Benefits of using big data

There are lots of benefits finance companies, traditional and conventional, can enjoy for their business development and success.

  • With the use of big data analytics, traditional financial firms will not fall behind and will be able to act in the same way as those few forward-thinking companies do.
  • The firms can take useful steps to make the most out of big data. This will save them a lot of money and time in the process.
  • They will be able to harness the power of using a converged data platform that will help them to win the race with more accurately analyzed data.

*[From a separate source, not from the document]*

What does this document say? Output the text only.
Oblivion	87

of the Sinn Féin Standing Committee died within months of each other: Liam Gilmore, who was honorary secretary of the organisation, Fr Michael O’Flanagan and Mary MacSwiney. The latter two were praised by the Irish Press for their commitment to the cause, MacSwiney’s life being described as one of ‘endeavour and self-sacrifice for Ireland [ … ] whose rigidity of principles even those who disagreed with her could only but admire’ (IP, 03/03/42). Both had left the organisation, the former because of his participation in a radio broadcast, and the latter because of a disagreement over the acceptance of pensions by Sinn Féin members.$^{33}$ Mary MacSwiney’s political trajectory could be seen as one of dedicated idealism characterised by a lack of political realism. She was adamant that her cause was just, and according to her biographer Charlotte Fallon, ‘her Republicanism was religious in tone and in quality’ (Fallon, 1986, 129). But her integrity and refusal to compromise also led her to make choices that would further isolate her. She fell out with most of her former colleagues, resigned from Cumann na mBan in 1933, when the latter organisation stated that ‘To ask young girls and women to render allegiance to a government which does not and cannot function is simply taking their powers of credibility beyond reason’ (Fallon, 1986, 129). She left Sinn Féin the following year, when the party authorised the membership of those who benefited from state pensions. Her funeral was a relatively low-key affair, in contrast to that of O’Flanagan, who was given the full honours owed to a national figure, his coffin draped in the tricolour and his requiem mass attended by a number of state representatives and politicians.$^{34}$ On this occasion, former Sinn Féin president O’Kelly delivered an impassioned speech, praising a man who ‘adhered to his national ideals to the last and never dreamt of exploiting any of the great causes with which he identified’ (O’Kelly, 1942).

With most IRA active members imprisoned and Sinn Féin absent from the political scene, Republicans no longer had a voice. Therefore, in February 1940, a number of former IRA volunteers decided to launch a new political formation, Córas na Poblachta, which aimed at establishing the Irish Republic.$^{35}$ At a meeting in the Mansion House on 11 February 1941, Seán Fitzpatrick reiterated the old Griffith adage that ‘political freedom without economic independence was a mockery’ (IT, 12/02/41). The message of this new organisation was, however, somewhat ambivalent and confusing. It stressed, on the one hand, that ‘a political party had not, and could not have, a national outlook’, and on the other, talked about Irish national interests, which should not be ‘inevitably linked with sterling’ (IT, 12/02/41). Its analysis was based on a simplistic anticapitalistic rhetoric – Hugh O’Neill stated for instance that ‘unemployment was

Ideally, a converged data platform will break down all those data silos. It will allow them to store, organize and analyze all the data available within the system. This will lead to faster results, more innovation, better collaboration and easy access to data.

Make a plan

With all that benefits and prospects of big data that both traditional and other companies can accomplish with the help of big data, financial companies simply have to make sure that they use the right data platform to connect. This platform should not only be secure but should also be flexible and scalable to collect more data, process them in real time, have role-based access and monitor data usage at a more granular level.

Last but not least, they should also design a better plan to follow and act on it to make the most of big data. This will help to define their data strategy and align it with their goals.